Senate Republicans are growing increasingly worried that a crowded 2024 presidential field could ease the path for former President Trump to once again clinch the party’s nomination.
The field isn’t crowded yet, but former South Carolina Gov. Nikki Haley’s announcement Tuesday that she will run for the GOP nomination is seen as a harbinger of things to come.
A number of prominent former Trump administration officials, including former Secretary of State Mike Pompeo and former Vice President Mike Pence, are seen as likely to run. South Carolina itself may have an additional GOP candidate in Sen. Tim Scott.
Florida Gov. Ron DeSantis is seen as a likely candidate, while possible entrants include New Hampshire Gov. Chris Sununu, former Arkansas Gov. Asa Hutchinson, former Maryland Gov. Larry Hogan and Virginia Gov. Glenn Youngkin.
In a typical year there are also presidential candidates from the Senate, though 2024 may be an anomaly in this regard.
“Look, we were all concerned with the fact that we had 15 or 16 or 17 individuals vying for attention in the last one. We really don’t want to see that happen again,” Sen. Mike Rounds (R-S.D.) told The Hill. “We just don’t.”
Most GOP senators are staying neutral in the race so far and few are offering any public criticisms of Trump, or comments specifically stating that they do not want him as their party’s nominee.
But Republicans in the Senate are tired of losing, and many blame Trump for the party losing the House in 2018, losing the White House and Senate in 2020 and failing to pick up the Senate in 2022.
They are now feeling anxious over the possibility that Trump could again steamroll through a crowded field and waltz to the party’s nomination.
“I do worry about that,” Sen. John Cornyn (R-Texas) said, adding that “unfortunately, I don’t have any control over that.”
According to recent polling conducted for the Club for Growth, Trump trails DeSantis in a one-on-one match-up — 49 percent to 40 percent. However, when the field expands to include Pence, Haley, Pompeo, Scott and Youngkin, Trump leads the Florida governor with 37 percent to 33 percent, prompting some concern.
“I think she’s an impressive person,” Cornyn said of Haley. “I don’t envy her [for] all the attacks she’s going to receive, but unfortunately that’s part of the process.”
Those came swiftly on Tuesday as a spokesperson for the Make America Great Again PAC dinged her as a “career politician,” while noting all of the contours Haley has made since Trump burst on the scene. That includes her time as an anti-Trump figure to working in his Cabinet to giving paid speeches in recent years.
“Sure just looks like more of the same, a career politician whose only fulfilled commitment is to herself,” said Taylor Budowich, who previously served as Trump’s spokesperson.
However, a number of Trump-backing senators had kind words to say about the former Palmetto State governor.

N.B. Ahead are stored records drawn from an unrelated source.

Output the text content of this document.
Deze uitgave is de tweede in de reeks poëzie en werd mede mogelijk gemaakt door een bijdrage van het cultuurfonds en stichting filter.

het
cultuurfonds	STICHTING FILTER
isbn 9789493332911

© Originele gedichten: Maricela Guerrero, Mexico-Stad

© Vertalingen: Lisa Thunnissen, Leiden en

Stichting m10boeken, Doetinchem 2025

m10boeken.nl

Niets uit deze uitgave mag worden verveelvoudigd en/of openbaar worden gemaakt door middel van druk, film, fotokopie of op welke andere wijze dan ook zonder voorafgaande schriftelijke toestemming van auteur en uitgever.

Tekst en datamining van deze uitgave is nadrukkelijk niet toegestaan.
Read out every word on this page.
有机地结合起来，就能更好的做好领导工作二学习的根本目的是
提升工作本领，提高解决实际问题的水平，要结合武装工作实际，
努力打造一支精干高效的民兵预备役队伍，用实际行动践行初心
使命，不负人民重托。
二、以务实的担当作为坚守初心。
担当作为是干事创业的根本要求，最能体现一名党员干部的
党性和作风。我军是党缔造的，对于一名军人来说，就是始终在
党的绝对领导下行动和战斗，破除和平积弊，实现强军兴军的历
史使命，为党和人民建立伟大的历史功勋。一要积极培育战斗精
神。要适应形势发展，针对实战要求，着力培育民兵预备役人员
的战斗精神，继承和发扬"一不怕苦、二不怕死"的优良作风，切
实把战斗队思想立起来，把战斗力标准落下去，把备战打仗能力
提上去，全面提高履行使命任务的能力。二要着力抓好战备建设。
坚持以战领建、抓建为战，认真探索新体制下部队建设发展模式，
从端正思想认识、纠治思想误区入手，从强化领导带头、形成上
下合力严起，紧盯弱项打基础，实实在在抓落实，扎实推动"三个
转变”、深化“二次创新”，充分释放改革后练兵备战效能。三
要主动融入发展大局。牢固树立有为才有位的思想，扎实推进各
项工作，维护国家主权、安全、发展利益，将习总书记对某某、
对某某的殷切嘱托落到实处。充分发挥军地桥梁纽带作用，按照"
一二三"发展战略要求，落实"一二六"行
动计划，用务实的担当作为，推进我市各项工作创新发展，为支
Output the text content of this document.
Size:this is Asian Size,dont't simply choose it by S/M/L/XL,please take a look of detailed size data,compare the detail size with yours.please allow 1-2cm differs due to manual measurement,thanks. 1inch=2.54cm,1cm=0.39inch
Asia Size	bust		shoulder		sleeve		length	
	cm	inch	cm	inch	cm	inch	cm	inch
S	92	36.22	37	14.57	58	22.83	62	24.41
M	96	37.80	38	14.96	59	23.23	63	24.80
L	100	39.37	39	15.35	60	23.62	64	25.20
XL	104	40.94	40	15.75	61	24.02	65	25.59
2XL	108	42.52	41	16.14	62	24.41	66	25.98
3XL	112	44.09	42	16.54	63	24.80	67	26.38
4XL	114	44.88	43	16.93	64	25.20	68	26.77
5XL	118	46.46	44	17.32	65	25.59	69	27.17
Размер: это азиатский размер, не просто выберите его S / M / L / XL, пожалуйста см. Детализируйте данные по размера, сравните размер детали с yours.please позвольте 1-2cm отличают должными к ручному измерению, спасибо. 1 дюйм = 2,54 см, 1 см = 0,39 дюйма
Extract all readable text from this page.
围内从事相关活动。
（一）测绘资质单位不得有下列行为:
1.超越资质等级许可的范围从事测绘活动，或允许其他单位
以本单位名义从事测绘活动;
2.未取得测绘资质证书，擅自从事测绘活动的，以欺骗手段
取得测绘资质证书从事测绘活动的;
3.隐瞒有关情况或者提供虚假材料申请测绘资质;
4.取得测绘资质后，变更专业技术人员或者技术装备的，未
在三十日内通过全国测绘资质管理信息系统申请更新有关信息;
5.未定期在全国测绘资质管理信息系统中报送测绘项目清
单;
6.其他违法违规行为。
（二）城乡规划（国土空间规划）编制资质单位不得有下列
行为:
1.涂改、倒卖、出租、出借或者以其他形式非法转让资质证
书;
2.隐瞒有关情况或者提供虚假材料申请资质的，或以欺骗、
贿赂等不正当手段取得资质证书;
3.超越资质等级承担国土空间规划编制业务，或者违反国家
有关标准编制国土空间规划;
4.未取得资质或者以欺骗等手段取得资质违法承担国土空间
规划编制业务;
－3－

Sen. Tommy Tuberville (R-Ala.) told reporters that she would be a “great candidate.” He also noted that he told Trump recently that he hopes “they all get in.”
“He needs the challenge as well as anybody,” Tuberville said. “They need to work for it. They need to fight for it.”
Sen. Lindsey Graham (R-S.C.), who endorsed Trump at his South Carolina kickoff event recently, hailed her tenures as governor and ambassador, adding that she will “acquit herself well as a candidate for president.”
“We have an embarrassment of riches on our side,” Graham said of the emerging GOP field.
In total, five Senate Republicans have thrown their support behind the ex-president: Graham, Tuberville, J.D. Vance (Ohio), Eric Schmitt (Mo.) and Markwayne Mullin (Okla.).
Sen. Marco Rubio (R-Fla.), whom Haley supported and campaigned for in the 2016 race, predicted that the former governor “will do well” this cycle. However, he dismissed any possibility that the field might be on the smaller side, saying that those days are done with.
“If people want to run for president, they’re going to run,” Rubio said in a brief interview. “For the foreseeable future, I think presidential races, on both sides, will generally be crowded, especially if there’s not a sitting president of the other party. … I think that’s going to be, for the foreseeable future, just the nature of these races.”
When asked if he’s still keeping his eye on a 2024 bid, the Florida senator told The Hill that he “doesn’t have any plans to run for anything in the immediate future.”
According to a number of Senate Republicans, another one of those is Scott, whom Haley tapped to replace former Sen. Jim DeMint (R-S.C.) in 2012.
“I think Tim has some real potential. I think he could bring the country together,” Rounds said. “My plan right now is to give Tim the first look.”
Following her official announcement Wednesday morning in Charleston, S.C., Haley will appear in New Hampshire on Thursday and Iowa on Monday and Tuesday in her inaugural swings to the pair of early voting states.
At least one lawmaker representing Iowa, and eager to see many candidates coming to the state, said she’s not against a larger field.
“I’m not worried about too many getting in,” Sen. Joni Ernst (R-Iowa) said. “I’m excited to welcome all of them in.”